Gravidade repulsiva é perfeitamente compatível com a Teoria da Relatividade Geral. No entanto, para
que tal regime seja possível, é preciso que a densidade de energia do universo seja dominada por
uma matéria ou substância exótica, com pressão suficientemente negativa para gerar este regime de
anti-gravidade.

O leitor mais atento poderia, neste ponto, indagar-se se a constante cosmológica Λ, aquele termo de
anti-gravidade proposto por Einstein com o intuito de evitar o colapso gravitacional do universo sobre
si próprio, poderia ser a chamada energia escura, a componente exótica responsável pela aceleração
atual do universo. Embora com os desenvolvimentos da chamada Teoria Quântica de Campos, a
constante cosmológica tenha adquirido um novo significado físico (sendo agora interpretada como a
energia do estado fundamental de todos os campos quânticos da natureza), modelos cosmológicos
com Λ são compatíveis com todas as observações cosmológicas atuais. Neste cenário, enquanto as
densidades de energia da radiação e matéria (luminosa e escura) decrescem com a expansão do
universo, a densidade de energia associada à constante cosmológica (Λ) permanece constante (um
argumento semelhante também se aplica a outras formas de energia escura). Isto, por outro lado,
significa que no universo primordial, Λ foi desprezível, passando a dominar a evolução do universo
somente mais recentemente, cerca de 5-6 bilhões de anos atrás.

O leitor mais cético, por sua vez, poderia entender esses resultados observacionais, que apontam
para um universo acelerado, como uma primeira evidência contrária à Relatividade Geral. Tal ponto de
vista também é válido e tem sido bastante explorado na literatura científica atual através, por exemplo,
da chamada Teoria de Branas ou Membranas. Essa teoria, motivada por expectativas teóricas da
física de partículas, sugere que nosso universo observado seria uma membrana imersa numa
dimensão espacial extra, a qual somente a gravidade poderia acessar. Os cenários cosmológicos
baseados na Teoria de Branas fornecem resultados interessantes e conseguem explicar um número
considerável de observações astronômicas, embora desenvolvimentos adicionais ainda sejam
necessários para torná-los completamente viáveis.

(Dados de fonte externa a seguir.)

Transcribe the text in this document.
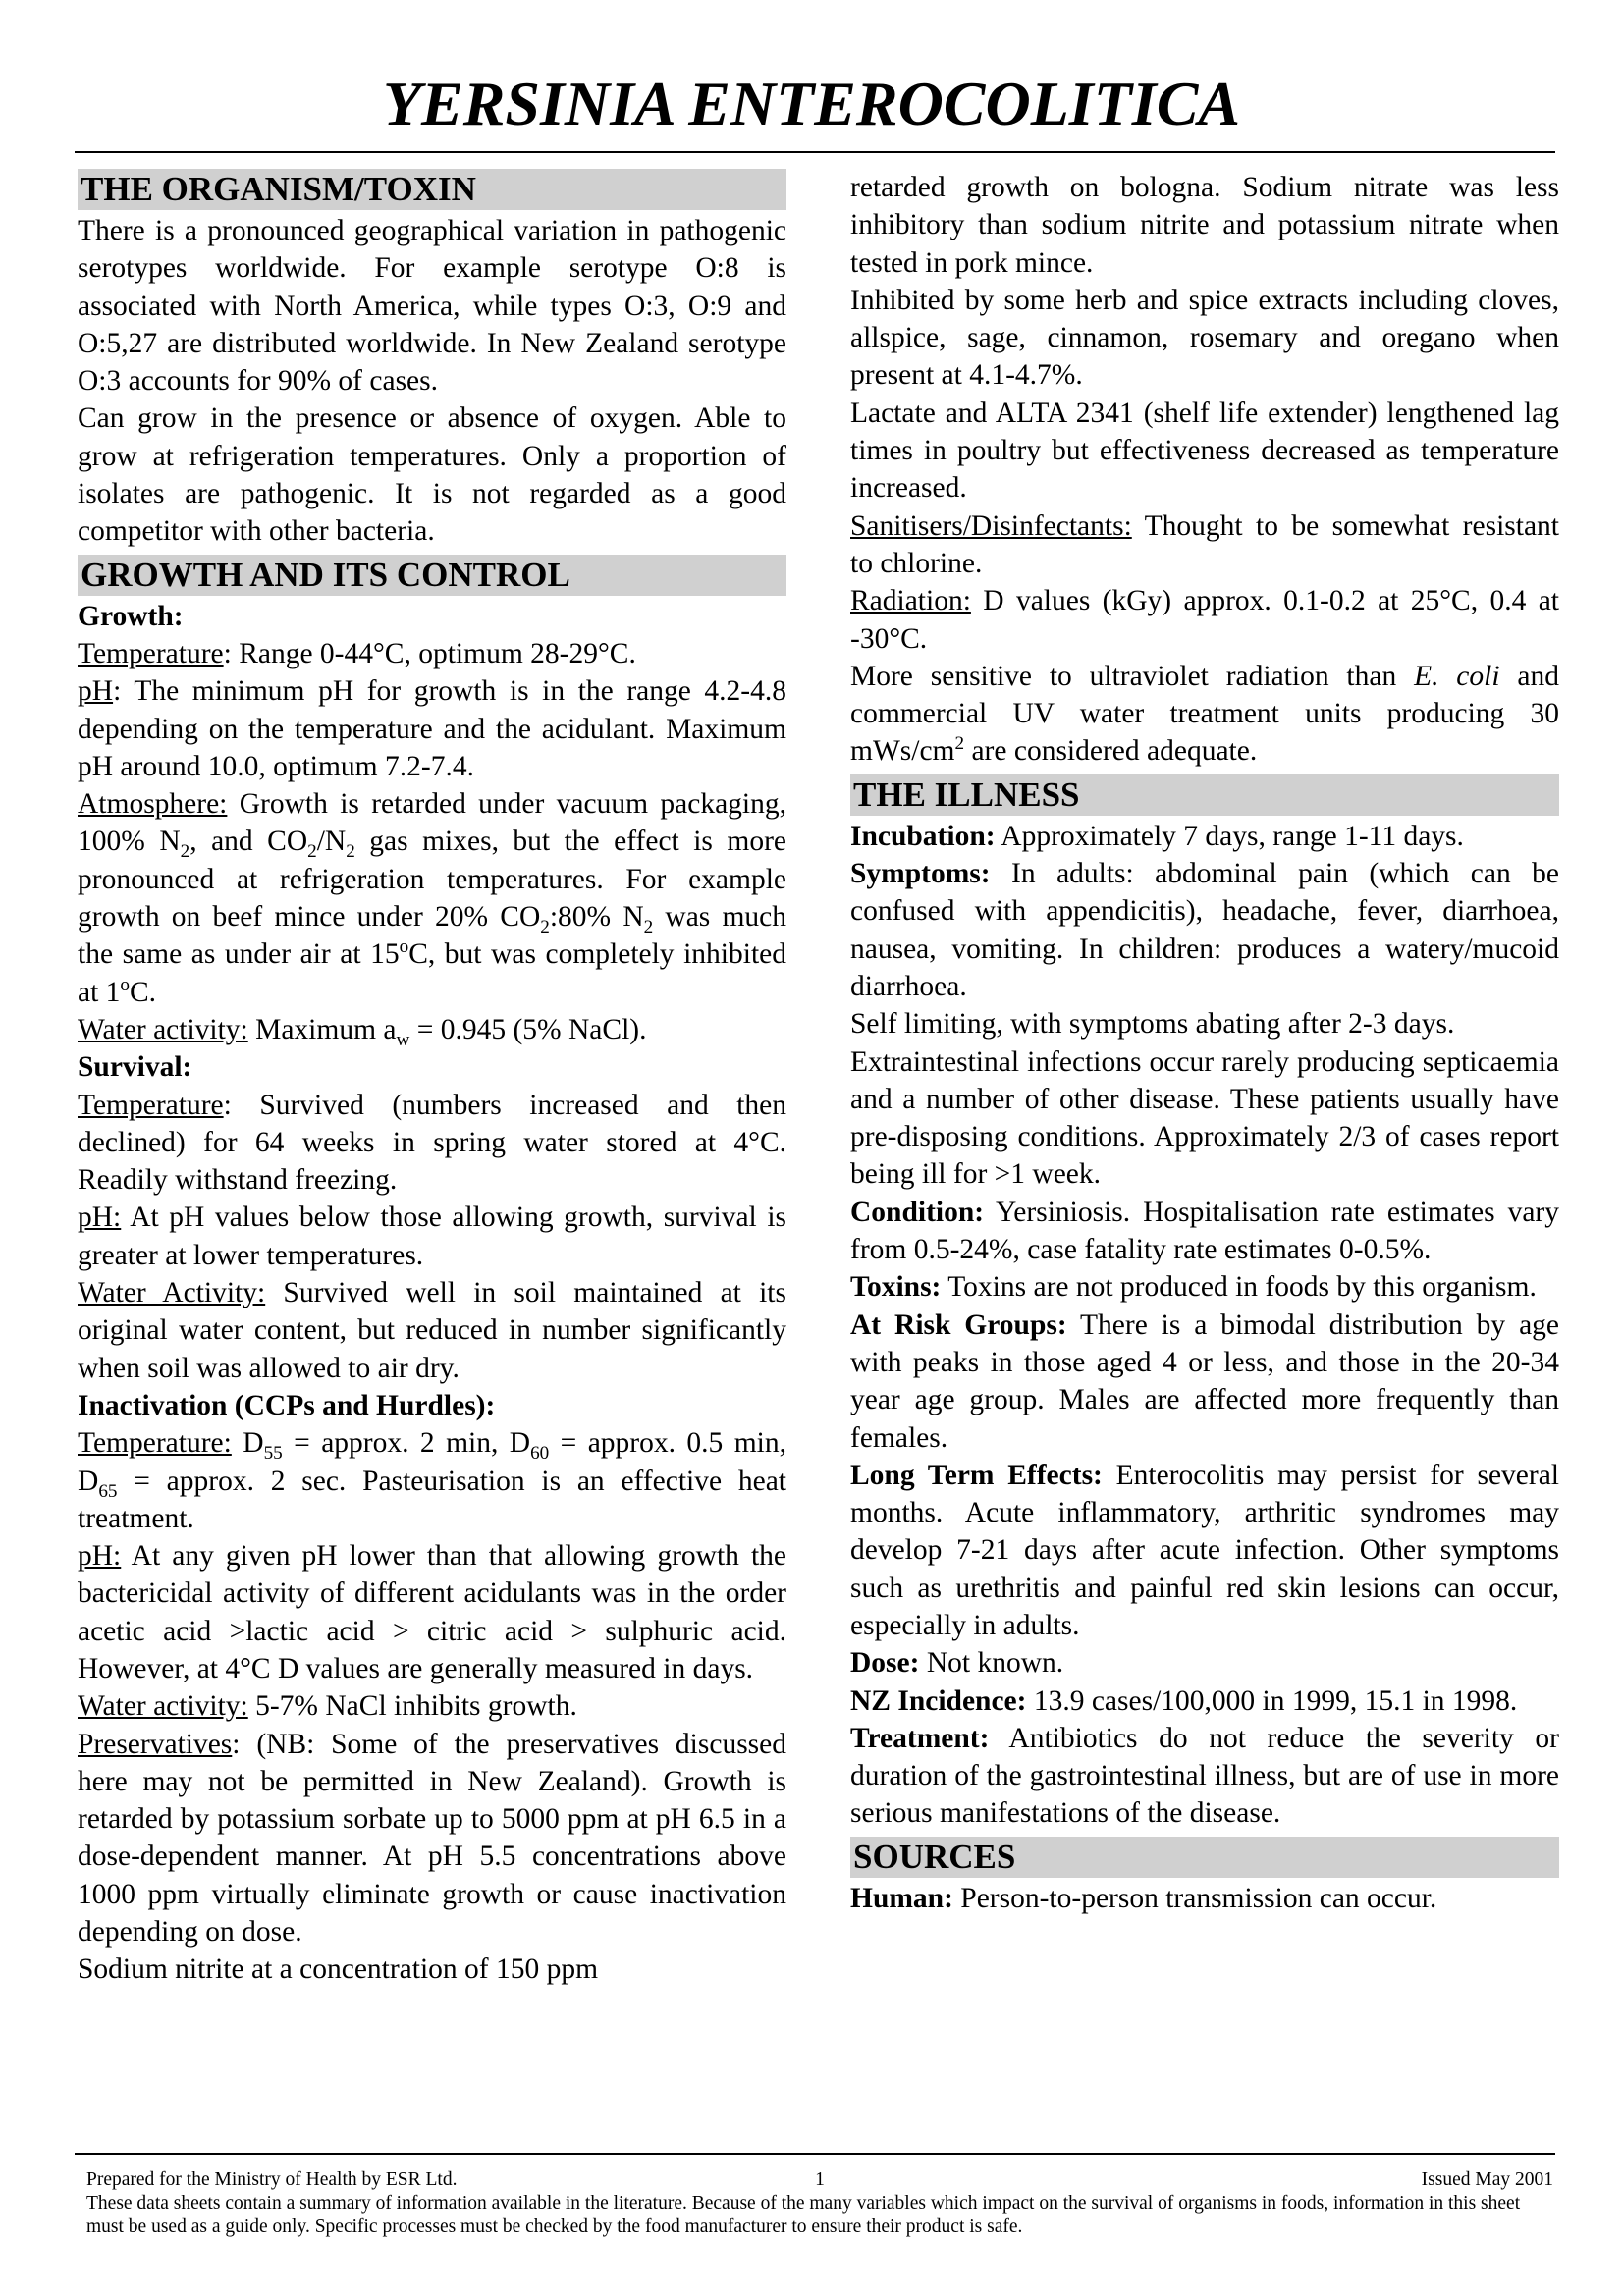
YERSINIA ENTEROCOLITICA
THE ORGANISM/TOXIN

There is a pronounced geographical variation in pathogenic serotypes worldwide. For example serotype O:8 is associated with North America, while types O:3, O:9 and O:5,27 are distributed worldwide. In New Zealand serotype O:3 accounts for 90% of cases.

Can grow in the presence or absence of oxygen. Able to grow at refrigeration temperatures. Only a proportion of isolates are pathogenic. It is not regarded as a good competitor with other bacteria.

GROWTH AND ITS CONTROL

Growth:

Temperature: Range 0-44°C, optimum 28-29°C.

pH: The minimum pH for growth is in the range 4.2-4.8 depending on the temperature and the acidulant. Maximum pH around 10.0, optimum 7.2-7.4.

Atmosphere: Growth is retarded under vacuum packaging, 100% $N_2$, and $CO_2/N_2$ gas mixes, but the effect is more pronounced at refrigeration temperatures. For example growth on beef mince under 20% $CO_2:80\%$ $N_2$ was much the same as under air at 15$^o$C, but was completely inhibited at 1$^o$C.

Water activity: Maximum $a_w = 0.945$ (5% NaCl).

Survival:

Temperature: Survived (numbers increased and then declined) for 64 weeks in spring water stored at 4°C. Readily withstand freezing.

pH: At pH values below those allowing growth, survival is greater at lower temperatures.

Water Activity: Survived well in soil maintained at its original water content, but reduced in number significantly when soil was allowed to air dry.

Inactivation (CCPs and Hurdles):

Temperature: $D_{55}$ = approx. 2 min, $D_{60}$ = approx. 0.5 min, $D_{65}$ = approx. 2 sec. Pasteurisation is an effective heat treatment.

pH: At any given pH lower than that allowing growth the bactericidal activity of different acidulants was in the order acetic acid >lactic acid > citric acid > sulphuric acid. However, at 4°C D values are generally measured in days.

Water activity: 5-7% NaCl inhibits growth.

Preservatives: (NB: Some of the preservatives discussed here may not be permitted in New Zealand). Growth is retarded by potassium sorbate up to 5000 ppm at pH 6.5 in a dose-dependent manner. At pH 5.5 concentrations above 1000 ppm virtually eliminate growth or cause inactivation depending on dose.

Sodium nitrite at a concentration of 150 ppm

retarded growth on bologna. Sodium nitrate was less inhibitory than sodium nitrite and potassium nitrate when tested in pork mince.

Inhibited by some herb and spice extracts including cloves, allspice, sage, cinnamon, rosemary and oregano when present at 4.1-4.7%.

Lactate and ALTA 2341 (shelf life extender) lengthened lag times in poultry but effectiveness decreased as temperature increased.

Sanitisers/Disinfectants: Thought to be somewhat resistant to chlorine.

Radiation: D values (kGy) approx. 0.1-0.2 at 25°C, 0.4 at -30°C.

More sensitive to ultraviolet radiation than E. coli and commercial UV water treatment units producing 30 mWs/$cm^2$ are considered adequate.

THE ILLNESS

Incubation: Approximately 7 days, range 1-11 days.

Symptoms: In adults: abdominal pain (which can be confused with appendicitis), headache, fever, diarrhoea, nausea, vomiting. In children: produces a watery/mucoid diarrhoea.

Self limiting, with symptoms abating after 2-3 days.

Extraintestinal infections occur rarely producing septicaemia and a number of other disease. These patients usually have pre-disposing conditions. Approximately 2/3 of cases report being ill for >1 week.

Condition: Yersiniosis. Hospitalisation rate estimates vary from 0.5-24%, case fatality rate estimates 0-0.5%.

Toxins: Toxins are not produced in foods by this organism.

At Risk Groups: There is a bimodal distribution by age with peaks in those aged 4 or less, and those in the 20-34 year age group. Males are affected more frequently than females.

Long Term Effects: Enterocolitis may persist for several months. Acute inflammatory, arthritic syndromes may develop 7-21 days after acute infection. Other symptoms such as urethritis and painful red skin lesions can occur, especially in adults.

Dose: Not known.

NZ Incidence: 13.9 cases/100,000 in 1999, 15.1 in 1998.

Treatment: Antibiotics do not reduce the severity or duration of the gastrointestinal illness, but are of use in more serious manifestations of the disease.

SOURCES

Human: Person-to-person transmission can occur.

Prepared for the Ministry of Health by ESR Ltd.	1	Issued May 2001

These data sheets contain a summary of information available in the literature. Because of the many variables which impact on the survival of organisms in foods, information in this sheet must be used as a guide only. Specific processes must be checked by the food manufacturer to ensure their product is safe.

Como o leitor, atento ou cético (ou ambos), pode notar, a pesquisa em energia escura constitui
atualmente o principal desafio para físicos e astrofísicos teóricos ou experimentais. O entendimento
completo da natureza da energia escura poderá confirmar ou não as previsões da Relatividade Geral
ou ainda nos levar a uma física completamente nova, que vai muito além de Einstein e de suas
previsões. Por outro lado, caso as pesquisas teóricas juntamente com os resultados observacionais
continuem indicando a constante cosmológica de Einstein como a responsável pela aceleração do
universo, Einstein, embora a tendo rejeitado e considerado seu maior erro, estaria mais uma vez
correto. Bom, isso já não seria nenhuma surpresa, seria? Como James Joyce já dissera:

"A man of genius makes no mistakes. His errors are volitional and are the portals of discovery".

Jaílson Souza de Alcaniz é pesquisador na área de cosmologia na Coordenação de Astronomia e


Astrofísica do Observatório Nacional/MCT no Rio de Janeiro.

Notas

1 Note que a Teoria do Big-Bang não está necessariamente associada à existência de um estado singular ou explosão cósmica

inicial. O que esta teoria estabelece é que o universo foi denso e quente no passado, fato este que é bem comprovado pelas
observações da radiação cósmica de fundo.

2 Pela descoberta da forma de corpo negro e das pequenas anisotropias da radiação cósmica de fundo, John Mather e George

Smoot foram laureados com o prêmio Nobel de Física em 2006.

3 Supernovas do tipo IA (Figura 1) são explosões gigantescas que representam a destruição termonuclear de uma estrela. Essa

explosão lança energia no espaço em quantidades extraordinárias, com o brilho total de uma única supernova sendo equivalente a
cerca de 10 bilhões de estrelas semelhantes ao nosso Sol.